Revised Constraints on the Fast Radio Burst Population from the First CHIME/FRB Catalog

Abstract

In this paper, we investigate the fast radio burst (FRB) population using the first CHIME/FRB catalog. We first reconstruct the extragalactic dispersion measure–redshift relation (DME–z relation) from well-localized FRBs, then use it to infer the redshift and isotropic energy of the first CHIME/FRB catalog. The intrinsic energy distribution is modeled by the power law with an exponential cutoff, and the selection effect of the CHIME telescope is modeled by a two-parametric function of specific fluence. For the intrinsic redshift distribution, the star formation history (SFH) model and five other SFH-related models are considered. We construct the joint likelihood of fluence, energy, and redshift, and all the free parameters are constrained simultaneously using the Bayesian inference method.

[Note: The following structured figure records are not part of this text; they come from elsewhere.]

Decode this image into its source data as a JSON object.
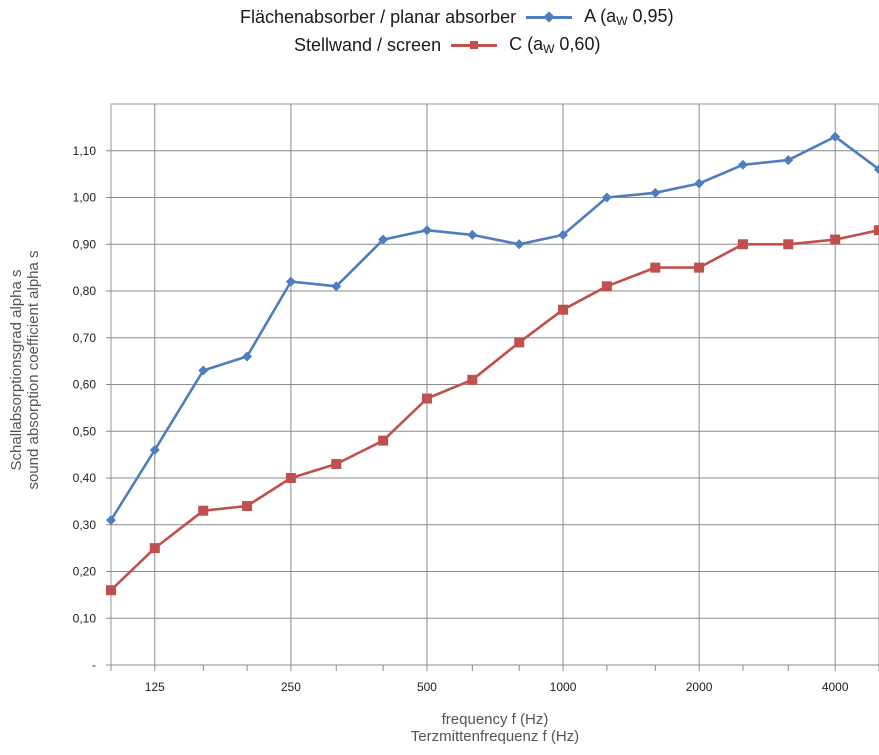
{
  "legend": {
    "row1_label": "Flächenabsorber / planar absorber",
    "row1_series_prefix": "A (a",
    "row1_series_sub": "W",
    "row1_series_suffix": " 0,95)",
    "row2_label": "Stellwand / screen",
    "row2_series_prefix": "C (a",
    "row2_series_sub": "W",
    "row2_series_suffix": " 0,60)"
  },
  "axes": {
    "xlabel_line1": "frequency f (Hz)",
    "xlabel_line2": "Terzmittenfrequenz f (Hz)",
    "ylabel_line1": "Schallabsorptionsgrad alpha s",
    "ylabel_line2": "sound absorption coefficient alpha s"
  },
  "chart_data": {
    "type": "line",
    "x": [
      100,
      125,
      160,
      200,
      250,
      315,
      400,
      500,
      630,
      800,
      1000,
      1250,
      1600,
      2000,
      2500,
      3150,
      4000,
      5000
    ],
    "x_scale": "log",
    "x_ticks": [
      125,
      250,
      500,
      1000,
      2000,
      4000
    ],
    "x_tick_labels": [
      "125",
      "250",
      "500",
      "1000",
      "2000",
      "4000"
    ],
    "ylim": [
      0,
      1.2
    ],
    "y_ticks": [
      0,
      0.1,
      0.2,
      0.3,
      0.4,
      0.5,
      0.6,
      0.7,
      0.8,
      0.9,
      1.0,
      1.1
    ],
    "y_tick_labels": [
      "-",
      "0,10",
      "0,20",
      "0,30",
      "0,40",
      "0,50",
      "0,60",
      "0,70",
      "0,80",
      "0,90",
      "1,00",
      "1,10"
    ],
    "grid": true,
    "series": [
      {
        "name": "A (aW 0,95)",
        "color": "#4f7ebf",
        "marker": "diamond",
        "values": [
          0.31,
          0.46,
          0.63,
          0.66,
          0.82,
          0.81,
          0.91,
          0.93,
          0.92,
          0.9,
          0.92,
          1.0,
          1.01,
          1.03,
          1.07,
          1.08,
          1.13,
          1.06
        ]
      },
      {
        "name": "C (aW 0,60)",
        "color": "#c0504d",
        "marker": "square",
        "values": [
          0.16,
          0.25,
          0.33,
          0.34,
          0.4,
          0.43,
          0.48,
          0.57,
          0.61,
          0.69,
          0.76,
          0.81,
          0.85,
          0.85,
          0.9,
          0.9,
          0.91,
          0.93
        ]
      }
    ]
  }
}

The Bayesian information criterion (BIC) is used to choose the model that best matches the observational data. For comparison, we fit our models with two data samples, i.e., the Full sample and the Gold sample. The power-law index and cutoff energy are tightly constrained to be 1.8 ≲ α ≲ 1.9 and log(Ec/erg)≈42 , which are almost independent of the redshift distribution model and the data sample we choose. The parameters involving the selection effect strongly depend on the data sample but are insensitive to the redshift distribution model. According to BIC, the pure SFH model is strongly disfavored by both the Full sample and Gold sample. For the other five SFH-related redshift distribution models, most of them can match the data well if the parameters are properly chosen. Therefore, with the present data, it is still premature to draw a conclusion on the FRB population.